Taken by Force: Rape and American GIs in Europe in World War II
- Author: J. Robert Lilly
- Language: English
- Subject: Rape, World War II
- Genre: Non-fiction
- Publisher: Palgrave Macmillan
- Publication date: August 7, 2007
- Publication place: United States
- Media type: Hardcover
- Pages: 256
- ISBN: 0-230-50647-X

= Taken by Force (book) =

2007 book by J. Robert Lilly

Taken by Force: Rape and American GIs in Europe in World War II is a 2007 book by Northern Kentucky University sociology and criminology professor J. Robert Lilly that examines the issue of rape by U.S. servicemen in the European theatre of World War II.

==Synopsis==
Taken by Force explores the patterns of rapes committed by US servicemen during the Second World War between the years of 1942 and 1945, as well as the reaction of the American army in response to the crimes. The book draws upon court records, newspaper articles, and trial transcripts, covering the 14,000 rapes that Lilly estimated, using a formula created by Leon Radzinowicz, which occurred in Britain, France, and Germany at the hands of US soldiers.

Chapter 2 covers "explanations for sexual violence during war", which includes discussion about rape being used as a "tool of genocide", as an "inherent feature of military culture", and as a "means of revenge."

Chapters 3, 4, and 5 consecutively act as "analyses of rape and rape prosecutions" in England, France, and Germany, and how the number of rapes in each country differed because of the views American soldiers held about the civilian peoples of each country.

==Critical reception==
The book was reviewed in the Australian Army Journal and described the book as "extensively researched and referenced" with Lilly setting himself to the difficult task of dealing with the highly sensitive topic of rape in an approachable, confronting and transparent manner but criticized the book for dealing with the victims with an overly broad brush. The book was also reviewed by The Journal of Military History which called it a "detailed study". Writing for The Guardian, Cambridge University historian Richard Drayton stated that the moral of the book was the "brutalising momentum" of war.

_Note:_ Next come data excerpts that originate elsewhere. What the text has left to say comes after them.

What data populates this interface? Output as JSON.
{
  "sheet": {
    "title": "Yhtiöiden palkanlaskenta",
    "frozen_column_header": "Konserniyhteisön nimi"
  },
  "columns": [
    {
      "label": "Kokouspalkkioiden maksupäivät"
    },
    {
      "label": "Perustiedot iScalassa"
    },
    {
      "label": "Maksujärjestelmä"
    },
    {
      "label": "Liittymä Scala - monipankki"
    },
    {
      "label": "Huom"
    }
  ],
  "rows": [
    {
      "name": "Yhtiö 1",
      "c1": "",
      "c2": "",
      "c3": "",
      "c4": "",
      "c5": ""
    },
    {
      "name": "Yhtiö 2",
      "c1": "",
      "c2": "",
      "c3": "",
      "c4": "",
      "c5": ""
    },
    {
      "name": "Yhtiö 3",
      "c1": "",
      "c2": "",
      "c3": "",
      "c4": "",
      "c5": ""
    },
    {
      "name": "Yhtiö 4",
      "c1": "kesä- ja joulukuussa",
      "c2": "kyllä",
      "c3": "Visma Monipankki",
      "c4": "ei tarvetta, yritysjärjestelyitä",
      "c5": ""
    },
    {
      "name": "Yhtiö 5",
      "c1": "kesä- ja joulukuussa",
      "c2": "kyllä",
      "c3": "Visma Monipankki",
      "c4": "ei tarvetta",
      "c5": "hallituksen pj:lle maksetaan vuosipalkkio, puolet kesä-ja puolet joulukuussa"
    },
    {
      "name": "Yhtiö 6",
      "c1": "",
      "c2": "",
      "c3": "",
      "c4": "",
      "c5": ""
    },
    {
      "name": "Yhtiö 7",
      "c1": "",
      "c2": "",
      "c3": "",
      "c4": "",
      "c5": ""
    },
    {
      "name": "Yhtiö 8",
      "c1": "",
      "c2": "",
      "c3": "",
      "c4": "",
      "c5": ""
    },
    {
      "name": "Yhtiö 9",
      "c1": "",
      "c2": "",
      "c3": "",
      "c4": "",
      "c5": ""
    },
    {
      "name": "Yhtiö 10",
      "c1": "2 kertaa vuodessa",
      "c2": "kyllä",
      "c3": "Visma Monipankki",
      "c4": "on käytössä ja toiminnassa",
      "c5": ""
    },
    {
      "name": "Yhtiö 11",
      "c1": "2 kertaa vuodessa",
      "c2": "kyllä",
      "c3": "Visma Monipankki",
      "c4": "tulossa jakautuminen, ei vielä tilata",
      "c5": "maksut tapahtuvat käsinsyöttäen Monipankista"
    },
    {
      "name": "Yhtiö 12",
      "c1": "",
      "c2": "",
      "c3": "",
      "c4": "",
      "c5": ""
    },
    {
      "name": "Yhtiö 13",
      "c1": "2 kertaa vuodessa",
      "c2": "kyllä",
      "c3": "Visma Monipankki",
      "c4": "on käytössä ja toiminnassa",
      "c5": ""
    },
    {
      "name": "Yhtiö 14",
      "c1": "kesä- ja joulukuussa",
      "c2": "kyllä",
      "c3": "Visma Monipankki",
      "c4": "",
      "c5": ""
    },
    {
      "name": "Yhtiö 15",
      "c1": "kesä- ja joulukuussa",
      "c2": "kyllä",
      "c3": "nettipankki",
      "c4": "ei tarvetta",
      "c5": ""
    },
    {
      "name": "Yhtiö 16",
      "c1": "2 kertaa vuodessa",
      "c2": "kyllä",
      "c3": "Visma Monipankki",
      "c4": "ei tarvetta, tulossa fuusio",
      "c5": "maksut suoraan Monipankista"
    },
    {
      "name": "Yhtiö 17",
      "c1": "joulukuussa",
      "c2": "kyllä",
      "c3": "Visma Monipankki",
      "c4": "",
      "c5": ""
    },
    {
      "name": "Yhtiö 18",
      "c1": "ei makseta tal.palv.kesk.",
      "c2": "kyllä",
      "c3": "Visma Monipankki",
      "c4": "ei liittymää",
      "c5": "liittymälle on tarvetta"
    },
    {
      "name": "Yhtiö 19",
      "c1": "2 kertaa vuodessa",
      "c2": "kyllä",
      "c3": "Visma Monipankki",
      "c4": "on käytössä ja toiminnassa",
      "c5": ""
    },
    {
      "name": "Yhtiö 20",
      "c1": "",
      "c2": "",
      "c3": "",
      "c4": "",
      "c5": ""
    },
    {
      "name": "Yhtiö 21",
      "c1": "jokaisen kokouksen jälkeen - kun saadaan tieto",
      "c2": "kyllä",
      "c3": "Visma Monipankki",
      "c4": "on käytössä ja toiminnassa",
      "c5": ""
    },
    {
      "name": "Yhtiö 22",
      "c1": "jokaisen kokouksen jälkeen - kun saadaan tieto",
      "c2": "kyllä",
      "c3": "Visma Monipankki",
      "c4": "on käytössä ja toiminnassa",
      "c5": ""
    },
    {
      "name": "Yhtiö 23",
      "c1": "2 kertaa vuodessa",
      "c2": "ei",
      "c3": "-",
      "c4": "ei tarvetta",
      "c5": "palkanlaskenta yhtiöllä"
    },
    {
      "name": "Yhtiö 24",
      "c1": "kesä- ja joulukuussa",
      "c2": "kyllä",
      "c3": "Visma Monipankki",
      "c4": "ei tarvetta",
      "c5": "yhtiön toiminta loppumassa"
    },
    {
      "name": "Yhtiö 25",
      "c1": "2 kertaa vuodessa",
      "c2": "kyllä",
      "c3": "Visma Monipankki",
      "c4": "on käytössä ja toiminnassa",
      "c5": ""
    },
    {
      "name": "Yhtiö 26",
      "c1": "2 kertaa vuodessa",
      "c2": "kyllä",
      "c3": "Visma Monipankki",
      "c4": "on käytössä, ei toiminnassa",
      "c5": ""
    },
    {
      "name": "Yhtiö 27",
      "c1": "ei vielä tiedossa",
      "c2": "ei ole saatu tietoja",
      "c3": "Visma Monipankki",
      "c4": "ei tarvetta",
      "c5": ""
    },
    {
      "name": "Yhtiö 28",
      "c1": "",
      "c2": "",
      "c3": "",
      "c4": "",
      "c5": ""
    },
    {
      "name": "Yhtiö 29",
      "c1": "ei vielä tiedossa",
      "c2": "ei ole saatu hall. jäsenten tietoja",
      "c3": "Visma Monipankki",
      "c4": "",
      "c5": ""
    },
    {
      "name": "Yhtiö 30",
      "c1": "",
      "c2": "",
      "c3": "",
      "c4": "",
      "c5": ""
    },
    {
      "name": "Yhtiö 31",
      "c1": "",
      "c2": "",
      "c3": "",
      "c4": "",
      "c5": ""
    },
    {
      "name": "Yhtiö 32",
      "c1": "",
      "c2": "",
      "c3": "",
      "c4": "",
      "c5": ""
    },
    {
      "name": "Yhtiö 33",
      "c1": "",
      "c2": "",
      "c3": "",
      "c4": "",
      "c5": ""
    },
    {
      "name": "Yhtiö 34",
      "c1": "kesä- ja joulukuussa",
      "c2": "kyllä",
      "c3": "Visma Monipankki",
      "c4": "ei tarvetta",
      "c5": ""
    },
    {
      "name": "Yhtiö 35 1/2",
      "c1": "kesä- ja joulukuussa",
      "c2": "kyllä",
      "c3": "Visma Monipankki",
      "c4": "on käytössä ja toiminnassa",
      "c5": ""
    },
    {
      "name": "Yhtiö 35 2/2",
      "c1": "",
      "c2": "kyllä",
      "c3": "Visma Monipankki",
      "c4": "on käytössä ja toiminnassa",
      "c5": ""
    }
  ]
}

Sarah Armstrong of the Probation Journal considered Taken by Force to be a "foundation on which we can and should build up knowledge about, and analysis of, rape and war", though also found it "difficult reading" due to the "essential horror" of the descriptions. Armstrong wondered "if some of this material could be reduced...in favour of increasing the presentation of statistical information". This is echoed by Kathleen J. Ferraro of Contemporary Sociology, who "became somewhat numb from the repetition of graphic depictions of rape in each country" and felt that "it would have been helpful to have further analysis of the conditions that aggravate or reduce wartime rape."

==Publication history==
The book was published in France in 2003 before the United States. The title of the original book is La face cachée des GI’s [sic]. Les viols commis par des soldats américains en France, en Angleterre et en Allemagne pendant la Seconde Guerre mondiale (The hidden face of the GIs. Rapes committed by American soldiers in France, England and Germany during World War II). The American edition contains twenty-one pages of introduction, including acknowledgements, foreword, and a preface to the English and French edition. According to the book reviewer for the Australian Army Journal, the author of the French preface "goes to extremes to point out that this book was selected for the French market before being accepted in the US market because of American distaste towards negative stories relating to the US military."